De acuerdo a los acontecimientos acaecidos en las últimas semanas en
Venezuela y a la forma de conducir las "interpelaciones" en la Asamblea Nacional
y de los resultados obtenidos de las mismas y de cómo se están llevando las mal llamadas
"mesas de diálogo", se requiere urgentemente un mediador altamente eficaz para
tratar de minimizar las pugnas existentes entre el oficialismo y la oposición y se logre
nuevamente el ordenamiento de paz que siempre había existido en el País.

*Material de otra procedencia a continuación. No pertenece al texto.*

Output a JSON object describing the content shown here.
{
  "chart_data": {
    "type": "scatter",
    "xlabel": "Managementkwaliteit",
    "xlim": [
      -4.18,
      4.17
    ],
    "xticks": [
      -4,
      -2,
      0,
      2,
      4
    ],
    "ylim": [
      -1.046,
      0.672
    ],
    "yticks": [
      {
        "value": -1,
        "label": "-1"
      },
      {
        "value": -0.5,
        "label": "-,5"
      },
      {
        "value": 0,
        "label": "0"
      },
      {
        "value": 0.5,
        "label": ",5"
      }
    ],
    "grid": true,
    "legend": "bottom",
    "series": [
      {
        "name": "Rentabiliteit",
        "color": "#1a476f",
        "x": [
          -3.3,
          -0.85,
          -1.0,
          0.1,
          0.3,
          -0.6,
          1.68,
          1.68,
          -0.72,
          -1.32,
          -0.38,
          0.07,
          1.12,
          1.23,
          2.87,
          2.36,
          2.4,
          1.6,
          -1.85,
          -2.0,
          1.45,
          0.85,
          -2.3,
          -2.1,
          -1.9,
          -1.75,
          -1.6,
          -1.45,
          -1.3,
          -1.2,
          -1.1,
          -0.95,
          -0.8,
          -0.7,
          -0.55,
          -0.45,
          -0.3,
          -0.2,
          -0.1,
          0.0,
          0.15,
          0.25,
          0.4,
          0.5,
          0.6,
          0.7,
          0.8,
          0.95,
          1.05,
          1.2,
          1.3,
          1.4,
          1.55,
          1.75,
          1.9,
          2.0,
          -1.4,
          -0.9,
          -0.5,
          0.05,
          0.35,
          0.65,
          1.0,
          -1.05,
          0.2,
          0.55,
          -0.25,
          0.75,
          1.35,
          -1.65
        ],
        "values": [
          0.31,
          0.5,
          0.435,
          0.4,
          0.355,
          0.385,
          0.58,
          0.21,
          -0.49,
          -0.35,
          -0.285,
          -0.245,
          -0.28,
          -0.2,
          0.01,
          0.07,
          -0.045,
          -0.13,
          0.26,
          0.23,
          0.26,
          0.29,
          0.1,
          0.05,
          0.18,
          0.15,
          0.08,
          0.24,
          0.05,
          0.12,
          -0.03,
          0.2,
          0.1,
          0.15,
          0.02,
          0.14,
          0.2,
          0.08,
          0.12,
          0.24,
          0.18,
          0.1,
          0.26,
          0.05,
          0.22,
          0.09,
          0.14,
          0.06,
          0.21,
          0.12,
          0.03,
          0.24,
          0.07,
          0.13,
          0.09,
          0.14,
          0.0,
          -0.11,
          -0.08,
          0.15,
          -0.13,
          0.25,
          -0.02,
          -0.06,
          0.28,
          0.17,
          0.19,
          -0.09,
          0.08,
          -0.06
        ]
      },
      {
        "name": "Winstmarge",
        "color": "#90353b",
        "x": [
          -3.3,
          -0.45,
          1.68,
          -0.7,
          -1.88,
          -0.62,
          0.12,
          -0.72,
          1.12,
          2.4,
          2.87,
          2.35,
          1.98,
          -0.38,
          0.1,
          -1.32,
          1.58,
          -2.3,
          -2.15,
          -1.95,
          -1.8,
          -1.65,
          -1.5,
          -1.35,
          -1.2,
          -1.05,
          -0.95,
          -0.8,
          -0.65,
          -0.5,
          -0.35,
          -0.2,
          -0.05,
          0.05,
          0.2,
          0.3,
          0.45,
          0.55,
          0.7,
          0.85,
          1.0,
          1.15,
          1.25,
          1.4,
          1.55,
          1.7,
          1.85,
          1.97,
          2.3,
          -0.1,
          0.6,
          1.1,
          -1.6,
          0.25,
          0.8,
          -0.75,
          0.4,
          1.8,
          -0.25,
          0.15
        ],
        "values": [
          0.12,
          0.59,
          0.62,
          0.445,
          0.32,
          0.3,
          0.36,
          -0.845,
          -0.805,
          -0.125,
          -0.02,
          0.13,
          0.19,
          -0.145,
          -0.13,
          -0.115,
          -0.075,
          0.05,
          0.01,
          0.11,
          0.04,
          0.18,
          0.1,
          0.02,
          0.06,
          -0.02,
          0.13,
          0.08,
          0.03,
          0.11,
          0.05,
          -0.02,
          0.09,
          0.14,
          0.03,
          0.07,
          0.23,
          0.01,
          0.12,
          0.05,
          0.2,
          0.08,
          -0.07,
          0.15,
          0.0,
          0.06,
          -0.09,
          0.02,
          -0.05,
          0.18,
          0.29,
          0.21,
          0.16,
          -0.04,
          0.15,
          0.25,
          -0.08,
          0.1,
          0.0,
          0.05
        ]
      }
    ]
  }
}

Este mediador
debe garantizar a como de lugar la imparcialidad, entendiéndose como tal que éste esté
libre de tendencia o favoritismo, tanto en la palabra como en la acción. La imparcialidad
significa un compromiso de ayudar a todas las partes, y no a una sola, a alcanzar un
acuerdo satisfactorio. LA IMPARCIALIDAD SIGNIFICA QUE UN MEDIADOR NO REPRESENTARÁ
UN ROL ANTAGÓNICO EN EL PROCESO DE RESOLUCIÓN DE LA DISPUTA.